If you grind coffee, then observe the distribution with a laser particle analyser (LPA) the plot may appear to be unimodal (one hump/spike), or bimodal (2 humps generally, but could be multiple little peaks at the left hand side).

What causes this?

Finer grinds (espresso & very fine drip) cause an increase in the incidence of particles in the 40-60um range. This is the secondary, or fines peak & a bimodal grind. To brew espresso with a unimodal grind you would have to find a way to brew with coarser filter grinds, or sift out the smaller particles. Espresso grinders & filter grinders set fine enough to brew typical espresso, do not naturally produce a unimodal grind.

But if you set the same grinder coarser, this 'fines peak' diminishes, until you get to coarse brewed settings (if your grinder will go that far) & it basically disappears, leaving one hump, or peak (unimodal).
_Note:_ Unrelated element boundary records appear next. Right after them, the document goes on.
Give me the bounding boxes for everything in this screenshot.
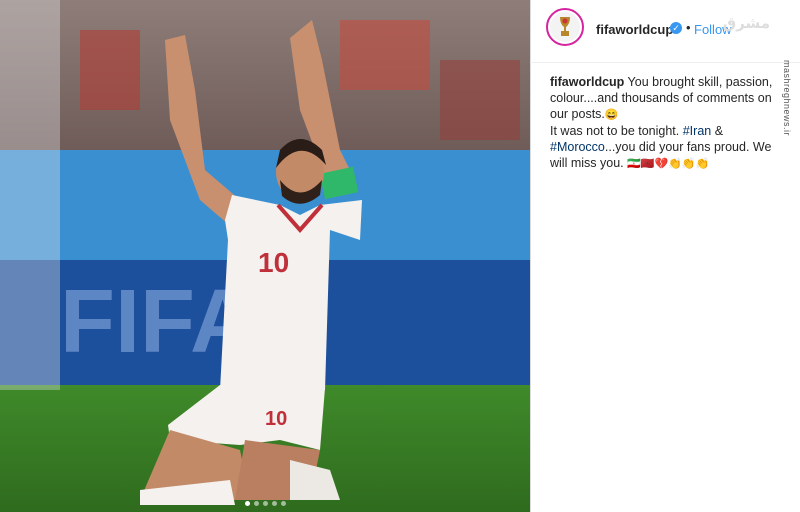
watermark-site: mashreghnews.ir: [782, 60, 792, 137]
world-cup-trophy-icon: [550, 12, 580, 42]
hashtag-iran[interactable]: #Iran: [683, 124, 712, 138]
grin-emoji: 😄: [604, 109, 619, 121]
caption-username[interactable]: fifaworldcup: [550, 75, 624, 89]
carousel-dot[interactable]: [253, 501, 259, 506]
header-username[interactable]: fifaworldcup: [596, 22, 673, 37]
caption-text: It was not to be tonight.: [550, 124, 683, 138]
carousel-dots: [0, 501, 530, 506]
watermark-logo: مشرق: [722, 14, 770, 32]
shorts-number: 10: [265, 408, 287, 430]
header-separator: •: [686, 20, 691, 35]
post-caption: fifaworldcup You brought skill, passion,…: [550, 74, 790, 172]
flags-clap-emoji: 🇮🇷🇲🇦💔👏👏👏: [627, 158, 710, 170]
hashtag-morocco[interactable]: #Morocco: [550, 140, 605, 154]
panel-divider: [530, 0, 531, 512]
avatar[interactable]: [546, 8, 584, 46]
verified-check-icon: ✓: [670, 22, 682, 34]
carousel-dot[interactable]: [280, 501, 286, 506]
jersey-number: 10: [258, 247, 289, 278]
post-side-panel: fifaworldcup ✓ • Follow fifaworldcup You…: [530, 0, 800, 512]
carousel-dot[interactable]: [262, 501, 268, 506]
carousel-dot[interactable]: [271, 501, 277, 506]
post-photo[interactable]: FIFA 10 10: [0, 0, 530, 512]
player-celebration-image: FIFA 10 10: [0, 0, 530, 512]
caption-text: &: [711, 124, 724, 138]
carousel-dot[interactable]: [244, 501, 250, 506]
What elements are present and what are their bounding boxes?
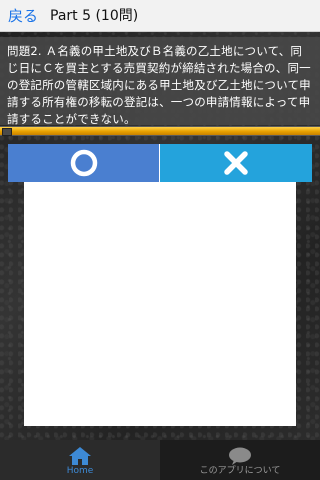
home-icon bbox=[69, 447, 91, 465]
bottom-navigation: Home このアプリについて bbox=[0, 440, 320, 480]
progress-fill bbox=[0, 127, 320, 135]
back-button[interactable]: 戻る bbox=[8, 0, 50, 32]
circle-icon bbox=[70, 149, 97, 177]
question-text: 問題2. Ａ名義の甲土地及びＢ名義の乙土地について、同じ日にＣを買主とする売買契… bbox=[7, 44, 311, 126]
question-panel: 問題2. Ａ名義の甲土地及びＢ名義の乙土地について、同じ日にＣを買主とする売買契… bbox=[0, 37, 320, 126]
speech-bubble-icon bbox=[229, 447, 251, 465]
nav-label-about: このアプリについて bbox=[199, 466, 281, 476]
progress-bar bbox=[0, 126, 320, 136]
answer-buttons bbox=[8, 144, 312, 182]
cross-icon bbox=[224, 151, 248, 175]
answer-explanation-panel bbox=[24, 182, 296, 426]
page-title: Part 5 (10問) bbox=[50, 7, 139, 24]
wrong-answer-button[interactable] bbox=[160, 144, 312, 182]
nav-item-home[interactable]: Home bbox=[0, 440, 160, 480]
nav-item-about[interactable]: このアプリについて bbox=[160, 440, 320, 480]
correct-answer-button[interactable] bbox=[8, 144, 160, 182]
header-bar: 戻る Part 5 (10問) bbox=[0, 0, 320, 32]
progress-handle bbox=[2, 128, 12, 136]
nav-label-home: Home bbox=[66, 466, 94, 476]
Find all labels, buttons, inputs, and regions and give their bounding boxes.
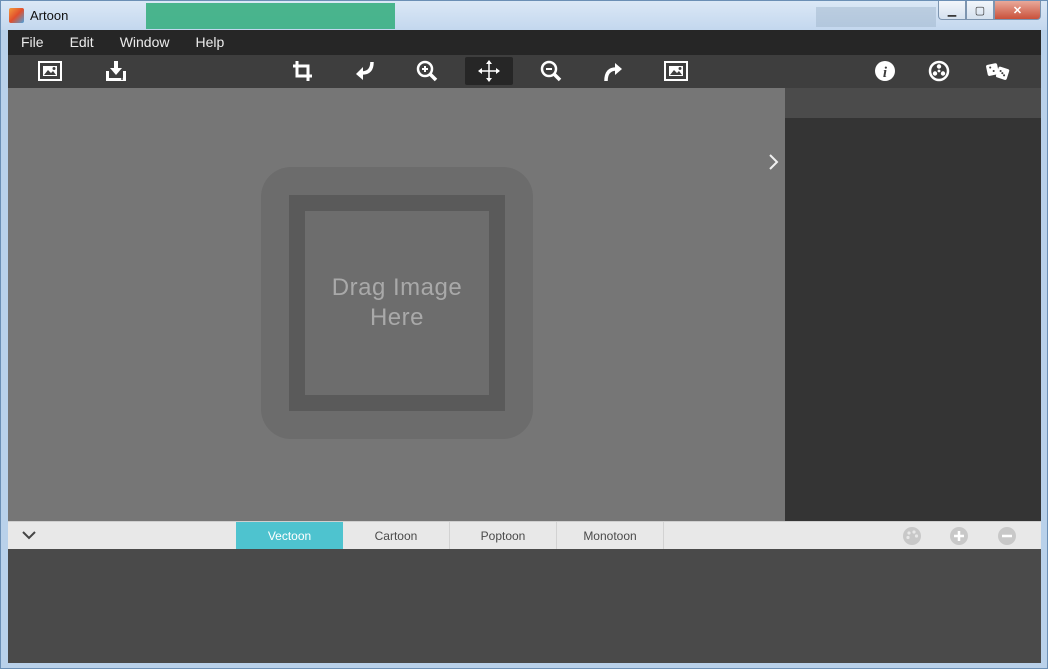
redo-button[interactable] bbox=[589, 57, 637, 85]
style-tabs: Vectoon Cartoon Poptoon Monotoon bbox=[236, 522, 664, 549]
app-icon bbox=[9, 8, 24, 23]
add-icon[interactable] bbox=[949, 526, 969, 546]
app-window: Artoon ▁ ▢ ✕ File Edit Window Help i Dra… bbox=[0, 0, 1048, 669]
menu-file[interactable]: File bbox=[8, 30, 57, 55]
palette-icon[interactable] bbox=[902, 526, 922, 546]
tab-vectoon[interactable]: Vectoon bbox=[236, 522, 343, 549]
save-button[interactable] bbox=[92, 57, 140, 85]
background-window-fragment-2 bbox=[816, 7, 936, 27]
maximize-button[interactable]: ▢ bbox=[966, 1, 994, 20]
crop-icon bbox=[293, 61, 312, 81]
tab-cartoon[interactable]: Cartoon bbox=[343, 522, 450, 549]
info-icon: i bbox=[875, 61, 895, 81]
menu-edit[interactable]: Edit bbox=[57, 30, 107, 55]
tab-monotoon[interactable]: Monotoon bbox=[557, 522, 664, 549]
tab-poptoon[interactable]: Poptoon bbox=[450, 522, 557, 549]
side-panel-header bbox=[785, 88, 1041, 118]
move-icon bbox=[478, 60, 500, 82]
undo-icon bbox=[356, 61, 374, 80]
menu-help[interactable]: Help bbox=[182, 30, 237, 55]
move-button[interactable] bbox=[465, 57, 513, 85]
side-panel bbox=[785, 88, 1041, 521]
random-button[interactable] bbox=[974, 57, 1022, 85]
menu-bar: File Edit Window Help bbox=[8, 30, 1041, 55]
open-image-button[interactable] bbox=[26, 57, 74, 85]
menu-window[interactable]: Window bbox=[107, 30, 183, 55]
window-title: Artoon bbox=[30, 8, 69, 23]
close-button[interactable]: ✕ bbox=[994, 1, 1041, 20]
zoom-in-button[interactable] bbox=[403, 57, 451, 85]
chevron-down-icon[interactable] bbox=[20, 526, 38, 544]
zoom-in-icon bbox=[416, 60, 438, 82]
open-image-icon bbox=[38, 61, 62, 81]
title-bar[interactable]: Artoon ▁ ▢ ✕ bbox=[1, 1, 1047, 30]
drop-zone-label: Drag Image Here bbox=[331, 274, 463, 331]
style-presets-area bbox=[8, 549, 1041, 663]
background-window-fragment bbox=[146, 3, 395, 29]
zoom-out-icon bbox=[540, 60, 562, 82]
drop-zone-inner: Drag Image Here bbox=[305, 211, 489, 395]
redo-icon bbox=[604, 63, 622, 82]
random-dice-icon bbox=[986, 63, 1010, 80]
zoom-out-button[interactable] bbox=[527, 57, 575, 85]
info-button[interactable]: i bbox=[861, 57, 909, 85]
save-icon bbox=[106, 61, 126, 81]
fit-image-icon bbox=[664, 61, 688, 81]
window-controls: ▁ ▢ ✕ bbox=[938, 1, 1041, 20]
style-bar: Vectoon Cartoon Poptoon Monotoon bbox=[8, 521, 1041, 549]
app-content: File Edit Window Help i Drag Image Here … bbox=[8, 30, 1041, 663]
remove-icon[interactable] bbox=[997, 526, 1017, 546]
settings-button[interactable] bbox=[915, 57, 963, 85]
chevron-right-icon[interactable] bbox=[765, 151, 783, 173]
undo-button[interactable] bbox=[341, 57, 389, 85]
minimize-button[interactable]: ▁ bbox=[938, 1, 966, 20]
toolbar: i bbox=[8, 55, 1041, 88]
image-canvas[interactable]: Drag Image Here bbox=[8, 88, 785, 521]
crop-button[interactable] bbox=[279, 57, 327, 85]
fit-image-button[interactable] bbox=[652, 57, 700, 85]
settings-icon bbox=[928, 60, 950, 82]
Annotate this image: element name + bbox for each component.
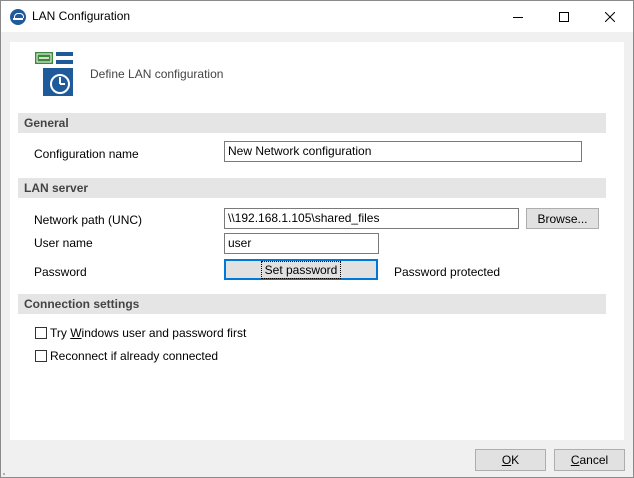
section-connection-heading: Connection settings: [24, 297, 140, 311]
resize-grip-icon[interactable]: [1, 467, 13, 477]
try-windows-accelerator: W: [70, 326, 82, 340]
title-bar: LAN Configuration: [1, 1, 633, 32]
section-connection-settings: Connection settings: [18, 294, 606, 314]
section-general: General: [18, 113, 606, 133]
configuration-name-label: Configuration name: [34, 147, 139, 161]
cancel-label-rest: ancel: [579, 453, 609, 467]
cancel-button-label: Cancel: [571, 453, 608, 467]
browse-button[interactable]: Browse...: [526, 208, 599, 229]
try-windows-credentials-checkbox[interactable]: [35, 327, 47, 339]
close-button[interactable]: [587, 1, 633, 32]
close-icon: [605, 11, 615, 22]
lan-config-icon: [35, 52, 73, 96]
section-lan-server: LAN server: [18, 178, 606, 198]
password-label: Password: [34, 265, 87, 279]
lan-configuration-dialog: LAN Configuration Define LAN configurati…: [0, 0, 634, 478]
dialog-subtitle: Define LAN configuration: [90, 67, 224, 81]
user-name-input[interactable]: user: [224, 233, 379, 254]
maximize-button[interactable]: [541, 1, 587, 32]
maximize-icon: [559, 11, 569, 22]
ok-label-rest: K: [511, 453, 520, 467]
section-lan-server-heading: LAN server: [24, 181, 89, 195]
user-name-label: User name: [34, 236, 93, 250]
minimize-icon: [513, 16, 523, 18]
try-windows-suffix: indows user and password first: [81, 326, 247, 340]
password-status-text: Password protected: [394, 265, 501, 279]
cancel-button[interactable]: Cancel: [554, 449, 625, 471]
configuration-name-input[interactable]: New Network configuration: [224, 141, 582, 162]
ok-button[interactable]: OK: [475, 449, 546, 471]
set-password-button[interactable]: Set password: [224, 259, 378, 280]
browse-button-label: Browse...: [537, 211, 588, 226]
minimize-button[interactable]: [495, 1, 541, 32]
network-path-input[interactable]: \\192.168.1.105\shared_files: [224, 208, 519, 229]
window-title: LAN Configuration: [32, 9, 131, 23]
set-password-button-label: Set password: [260, 260, 342, 279]
reconnect-label[interactable]: Reconnect if already connected: [50, 349, 218, 363]
app-icon: [10, 9, 26, 25]
section-general-heading: General: [24, 116, 69, 130]
try-windows-credentials-label[interactable]: Try Windows user and password first: [50, 326, 246, 340]
reconnect-checkbox[interactable]: [35, 350, 47, 362]
network-path-label: Network path (UNC): [34, 213, 143, 227]
try-windows-prefix: Try: [50, 326, 71, 340]
ok-accelerator: O: [501, 453, 512, 467]
ok-button-label: OK: [502, 453, 519, 467]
See the plot here for Baratza Preciso as an example:http://www.baratza.com/wp-content/uploads/2015/07/PRECISO-Graph.pdf

Note that the scale is logarithmic on the horizontal axis, if it were presented in a non-log format, the 'dragons tooth' peak at the right would be a wide hill/hump.

Sieving grinds is not able to identify these different modes because particles in the range we are interested in for bimodal grinds, doesn't sift well & there's usually not useful data, or detail, much below 200um. Sieving is more useful for brewed grind analysis, or for a rough outline of the coarser end of espresso grinds.

Sieving brewed grinds would normally just use 2-4 sieves, with much less detail, a hump style, non-cumulative representation would look more like this:









The sieves could be selected to target the desired range of grind size & provide most useful info.


----------



## Thecatlinux (Mar 10, 2014)

With that in mind does this mean a typical espresso grind is made up from unimodal and bimodal particles ? And is that why a good distribution is essential ?


----------



## MWJB (Feb 28, 2012)

Thecatlinux said:


> With that in mind does this mean a typical espresso grind is made up from unimodal and bimodal particles ? And is that why a good distribution is essential ?


A typical espresso distribution will have the fines peak at 40-60um, this makes it bimodal. This peak is generally considered necessary for extraction, without it the liquid would squirt through the puck in a few seconds.

Distribution has a couple of meanings here:

1. The characterisation of the grinds produced, as in narrow, or wide distribution. This is dictated by your grinder & setting.

2. The physical placement of grinds in the basket, in order to ensure a puck of reasonably uniform density, to stop channelling & allow water to pass through the whole puck as evenly as possible. This aspect is always desirable, irrespective of specifics of point 1.


----------